New York-based start-up R3's consortium already has more than 80 fee-paying members, including Singapore's financial regulator, one of Hong Kong's regulators and South Korea's central bank.

Now, according to media reports, the firm has invited Sri Lanka's central bank to join it and the consortium's members in the creation of blockchain-based technology that could streamline certain financial service operations.

Niki Ariyasinghe, the project strategy director at R3, reportedly said: “The meeting with Sri Lanka's central bank was about developments in blockchain technology, what R3 is doing, and we also extended an invitation to the central bank if they would like to join. From a regulatory perspective, there are no charges or anything like that because we want them involved.

“We had a very positive discussion with the central bank governor and we will follow up in the coming weeks.”

Blockchain technology, a virtual distributed ledger of transactions shared peer-to-peer, can record ownership across a public network of computers rendered tamper-proof by advanced cryptography. It is already known as the platform for the controversial digital currency bitcoin.

The technology is causing a stir in the financial services sector as its supporters believe that it could reduce hidden expenses in the financial system by making payments, syndicated loans and equity clearing more efficient.

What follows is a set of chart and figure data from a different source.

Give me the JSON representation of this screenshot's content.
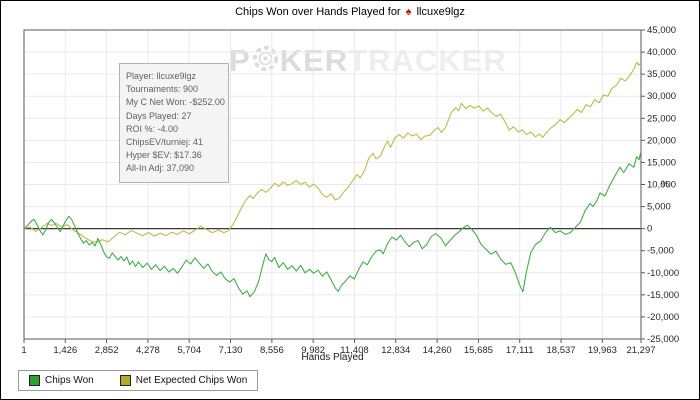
{
  "header": {
    "title_prefix": "Chips Won over Hands Played for",
    "title_icon": "pokerstars-red-spade",
    "player_name": "llcuxe9lgz"
  },
  "watermark": {
    "part1": "P",
    "part2": "KER",
    "part3": "TRACKER",
    "chip_icon": "poker-chip-icon"
  },
  "info_box": {
    "lines": [
      "Player: llcuxe9lgz",
      "Tournaments: 900",
      "My C Net Won: -$252.00",
      "Days Played: 27",
      "ROI %: -4.00",
      "ChipsEV/turniej: 41",
      "Hyper $EV: $17.36",
      "All-In Adj: 37,090"
    ]
  },
  "legend": {
    "items": [
      {
        "label": "Chips Won",
        "color": "#2ea235"
      },
      {
        "label": "Net Expected Chips Won",
        "color": "#b3a92e"
      }
    ]
  },
  "colors": {
    "green_line": "#44ac49",
    "yellow_line": "#c1b84f",
    "zero_line": "#3a3a3a",
    "plot_border": "#5a5a5a",
    "gridline": "#e9e9e9",
    "tick_text": "#262626"
  },
  "chart_data": {
    "type": "line",
    "title": "Chips Won over Hands Played for llcuxe9lgz",
    "xlabel": "Hands Played",
    "ylabel": "%",
    "xlim": [
      1,
      21297
    ],
    "ylim": [
      -25000,
      45000
    ],
    "grid": true,
    "legend_position": "bottom-left",
    "x_ticks": [
      1,
      1426,
      2852,
      4278,
      5704,
      7130,
      8556,
      9982,
      11408,
      12834,
      14260,
      15685,
      17111,
      18537,
      19963,
      21297
    ],
    "y_ticks": [
      45000,
      40000,
      35000,
      30000,
      25000,
      20000,
      15000,
      10000,
      5000,
      0,
      -5000,
      -10000,
      -15000,
      -20000,
      -25000
    ],
    "series": [
      {
        "name": "Net Expected Chips Won",
        "color": "#c1b84f",
        "points": [
          [
            1,
            0
          ],
          [
            200,
            400
          ],
          [
            400,
            -600
          ],
          [
            600,
            200
          ],
          [
            800,
            1200
          ],
          [
            950,
            700
          ],
          [
            1100,
            1200
          ],
          [
            1300,
            400
          ],
          [
            1500,
            900
          ],
          [
            1700,
            -300
          ],
          [
            1900,
            -1100
          ],
          [
            2100,
            -2000
          ],
          [
            2300,
            -2800
          ],
          [
            2500,
            -3100
          ],
          [
            2700,
            -2500
          ],
          [
            2900,
            -3000
          ],
          [
            3100,
            -1900
          ],
          [
            3300,
            -800
          ],
          [
            3500,
            -1400
          ],
          [
            3700,
            -400
          ],
          [
            3900,
            -1000
          ],
          [
            4100,
            -1600
          ],
          [
            4300,
            -900
          ],
          [
            4500,
            -1700
          ],
          [
            4700,
            -1000
          ],
          [
            4900,
            -1600
          ],
          [
            5100,
            -800
          ],
          [
            5300,
            -1300
          ],
          [
            5500,
            -500
          ],
          [
            5700,
            -1200
          ],
          [
            5900,
            -400
          ],
          [
            6100,
            600
          ],
          [
            6300,
            -200
          ],
          [
            6500,
            -900
          ],
          [
            6700,
            -300
          ],
          [
            6900,
            -900
          ],
          [
            7050,
            -500
          ],
          [
            7200,
            800
          ],
          [
            7350,
            2600
          ],
          [
            7500,
            4600
          ],
          [
            7650,
            6400
          ],
          [
            7800,
            7500
          ],
          [
            7900,
            6800
          ],
          [
            8050,
            8000
          ],
          [
            8200,
            8900
          ],
          [
            8350,
            8200
          ],
          [
            8500,
            9100
          ],
          [
            8650,
            10300
          ],
          [
            8800,
            9600
          ],
          [
            8950,
            10600
          ],
          [
            9100,
            9800
          ],
          [
            9250,
            10200
          ],
          [
            9400,
            10900
          ],
          [
            9550,
            10000
          ],
          [
            9700,
            10500
          ],
          [
            9850,
            9400
          ],
          [
            10000,
            10100
          ],
          [
            10150,
            9200
          ],
          [
            10300,
            7700
          ],
          [
            10450,
            7100
          ],
          [
            10600,
            7900
          ],
          [
            10750,
            6500
          ],
          [
            10900,
            7000
          ],
          [
            11050,
            8400
          ],
          [
            11200,
            9500
          ],
          [
            11350,
            10900
          ],
          [
            11500,
            12300
          ],
          [
            11600,
            11500
          ],
          [
            11750,
            13100
          ],
          [
            11900,
            15900
          ],
          [
            12050,
            17100
          ],
          [
            12150,
            15800
          ],
          [
            12300,
            16400
          ],
          [
            12450,
            18700
          ],
          [
            12550,
            19800
          ],
          [
            12650,
            18400
          ],
          [
            12800,
            20500
          ],
          [
            12950,
            21300
          ],
          [
            13100,
            20500
          ],
          [
            13250,
            21700
          ],
          [
            13400,
            21000
          ],
          [
            13550,
            21400
          ],
          [
            13700,
            20200
          ],
          [
            13850,
            21000
          ],
          [
            14000,
            21100
          ],
          [
            14150,
            22200
          ],
          [
            14300,
            22900
          ],
          [
            14400,
            21800
          ],
          [
            14550,
            22900
          ],
          [
            14750,
            26300
          ],
          [
            14900,
            27400
          ],
          [
            15000,
            26700
          ],
          [
            15100,
            28400
          ],
          [
            15250,
            27200
          ],
          [
            15400,
            27900
          ],
          [
            15550,
            27300
          ],
          [
            15700,
            27800
          ],
          [
            15850,
            26600
          ],
          [
            16000,
            27300
          ],
          [
            16150,
            26200
          ],
          [
            16300,
            25400
          ],
          [
            16450,
            25900
          ],
          [
            16600,
            24300
          ],
          [
            16750,
            22300
          ],
          [
            16900,
            23100
          ],
          [
            17050,
            21900
          ],
          [
            17200,
            22400
          ],
          [
            17350,
            21300
          ],
          [
            17500,
            21900
          ],
          [
            17650,
            20800
          ],
          [
            17800,
            21400
          ],
          [
            17900,
            20600
          ],
          [
            18050,
            21900
          ],
          [
            18200,
            22900
          ],
          [
            18350,
            23600
          ],
          [
            18500,
            24700
          ],
          [
            18650,
            24000
          ],
          [
            18800,
            25000
          ],
          [
            18950,
            25900
          ],
          [
            19100,
            27000
          ],
          [
            19250,
            26300
          ],
          [
            19400,
            28100
          ],
          [
            19550,
            27600
          ],
          [
            19700,
            29200
          ],
          [
            19850,
            28500
          ],
          [
            20000,
            30300
          ],
          [
            20150,
            30000
          ],
          [
            20300,
            31800
          ],
          [
            20450,
            32500
          ],
          [
            20600,
            34100
          ],
          [
            20750,
            33400
          ],
          [
            20900,
            34600
          ],
          [
            21050,
            36100
          ],
          [
            21150,
            37700
          ],
          [
            21220,
            37000
          ],
          [
            21297,
            37700
          ]
        ]
      },
      {
        "name": "Chips Won",
        "color": "#44ac49",
        "points": [
          [
            1,
            0
          ],
          [
            120,
            700
          ],
          [
            250,
            1700
          ],
          [
            350,
            2100
          ],
          [
            450,
            900
          ],
          [
            550,
            -400
          ],
          [
            650,
            -1400
          ],
          [
            750,
            -300
          ],
          [
            850,
            1400
          ],
          [
            950,
            2100
          ],
          [
            1050,
            1300
          ],
          [
            1150,
            300
          ],
          [
            1250,
            -700
          ],
          [
            1350,
            600
          ],
          [
            1450,
            1900
          ],
          [
            1550,
            2800
          ],
          [
            1650,
            2000
          ],
          [
            1750,
            600
          ],
          [
            1850,
            -900
          ],
          [
            1950,
            -2200
          ],
          [
            2050,
            -3300
          ],
          [
            2150,
            -2700
          ],
          [
            2250,
            -3700
          ],
          [
            2350,
            -3100
          ],
          [
            2450,
            -3900
          ],
          [
            2550,
            -2200
          ],
          [
            2650,
            -3600
          ],
          [
            2750,
            -5200
          ],
          [
            2850,
            -6400
          ],
          [
            2950,
            -6700
          ],
          [
            3050,
            -5500
          ],
          [
            3150,
            -6300
          ],
          [
            3250,
            -7100
          ],
          [
            3350,
            -6300
          ],
          [
            3450,
            -7300
          ],
          [
            3550,
            -6400
          ],
          [
            3650,
            -8200
          ],
          [
            3750,
            -7300
          ],
          [
            3850,
            -8600
          ],
          [
            3950,
            -7500
          ],
          [
            4100,
            -8800
          ],
          [
            4250,
            -7800
          ],
          [
            4400,
            -9200
          ],
          [
            4550,
            -8200
          ],
          [
            4700,
            -9500
          ],
          [
            4850,
            -8500
          ],
          [
            5000,
            -9800
          ],
          [
            5150,
            -9000
          ],
          [
            5300,
            -10100
          ],
          [
            5450,
            -8700
          ],
          [
            5600,
            -7100
          ],
          [
            5750,
            -8000
          ],
          [
            5900,
            -6600
          ],
          [
            6050,
            -7800
          ],
          [
            6200,
            -9000
          ],
          [
            6350,
            -8000
          ],
          [
            6500,
            -9700
          ],
          [
            6650,
            -10600
          ],
          [
            6800,
            -9800
          ],
          [
            6950,
            -11400
          ],
          [
            7100,
            -12100
          ],
          [
            7250,
            -11300
          ],
          [
            7400,
            -13400
          ],
          [
            7550,
            -14800
          ],
          [
            7700,
            -14100
          ],
          [
            7800,
            -15400
          ],
          [
            7950,
            -14300
          ],
          [
            8100,
            -12000
          ],
          [
            8250,
            -8000
          ],
          [
            8350,
            -5700
          ],
          [
            8450,
            -7000
          ],
          [
            8550,
            -7500
          ],
          [
            8650,
            -6500
          ],
          [
            8800,
            -8800
          ],
          [
            8950,
            -7700
          ],
          [
            9100,
            -9200
          ],
          [
            9250,
            -8400
          ],
          [
            9400,
            -9600
          ],
          [
            9550,
            -8300
          ],
          [
            9700,
            -10000
          ],
          [
            9850,
            -9200
          ],
          [
            10000,
            -10100
          ],
          [
            10150,
            -9400
          ],
          [
            10300,
            -10800
          ],
          [
            10450,
            -9800
          ],
          [
            10600,
            -11600
          ],
          [
            10750,
            -13500
          ],
          [
            10850,
            -14200
          ],
          [
            10950,
            -12900
          ],
          [
            11100,
            -11900
          ],
          [
            11250,
            -10700
          ],
          [
            11400,
            -11400
          ],
          [
            11550,
            -9300
          ],
          [
            11700,
            -7500
          ],
          [
            11850,
            -8200
          ],
          [
            12000,
            -6400
          ],
          [
            12150,
            -5100
          ],
          [
            12300,
            -4800
          ],
          [
            12400,
            -5700
          ],
          [
            12550,
            -3400
          ],
          [
            12700,
            -1900
          ],
          [
            12850,
            -2600
          ],
          [
            13000,
            -1500
          ],
          [
            13150,
            -3000
          ],
          [
            13300,
            -4100
          ],
          [
            13450,
            -3100
          ],
          [
            13600,
            -2700
          ],
          [
            13750,
            -4600
          ],
          [
            13900,
            -3600
          ],
          [
            14050,
            -1900
          ],
          [
            14200,
            -1100
          ],
          [
            14390,
            -2100
          ],
          [
            14550,
            -3900
          ],
          [
            14700,
            -2700
          ],
          [
            14850,
            -1600
          ],
          [
            15000,
            -800
          ],
          [
            15150,
            100
          ],
          [
            15300,
            800
          ],
          [
            15450,
            -100
          ],
          [
            15600,
            -1300
          ],
          [
            15770,
            -3500
          ],
          [
            15950,
            -4700
          ],
          [
            16120,
            -5800
          ],
          [
            16290,
            -5100
          ],
          [
            16460,
            -7000
          ],
          [
            16630,
            -8100
          ],
          [
            16800,
            -7700
          ],
          [
            16970,
            -10100
          ],
          [
            17100,
            -12600
          ],
          [
            17220,
            -14300
          ],
          [
            17350,
            -9600
          ],
          [
            17490,
            -5500
          ],
          [
            17660,
            -3600
          ],
          [
            17830,
            -2800
          ],
          [
            18000,
            -900
          ],
          [
            18170,
            300
          ],
          [
            18340,
            -900
          ],
          [
            18510,
            -500
          ],
          [
            18680,
            -1300
          ],
          [
            18860,
            -900
          ],
          [
            19030,
            300
          ],
          [
            19200,
            1400
          ],
          [
            19370,
            4100
          ],
          [
            19540,
            5700
          ],
          [
            19640,
            5000
          ],
          [
            19780,
            6400
          ],
          [
            19880,
            8100
          ],
          [
            20050,
            7400
          ],
          [
            20230,
            9900
          ],
          [
            20400,
            12000
          ],
          [
            20570,
            13900
          ],
          [
            20700,
            12700
          ],
          [
            20880,
            14700
          ],
          [
            21050,
            13900
          ],
          [
            21150,
            16300
          ],
          [
            21230,
            15600
          ],
          [
            21297,
            17600
          ]
        ]
      }
    ]
  }
}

But last November, a raft of big banks that included Goldman Sachs, Morgan Stanley, Santander and National Australia Bank abandoned R3's consortium before the first round of funding began.

R3 lowered the initial amount it aimed to raise through its first round of equity funding from $200 million to $150 million. The firm planned to give members a 60 per cent equity stake in exchange for the capital.

Last year, a source close to the process at Goldman Sachs told WealthBriefing, our sister publication, that the group had become “saturated” very quickly as new members poured in, thereby blocking progress.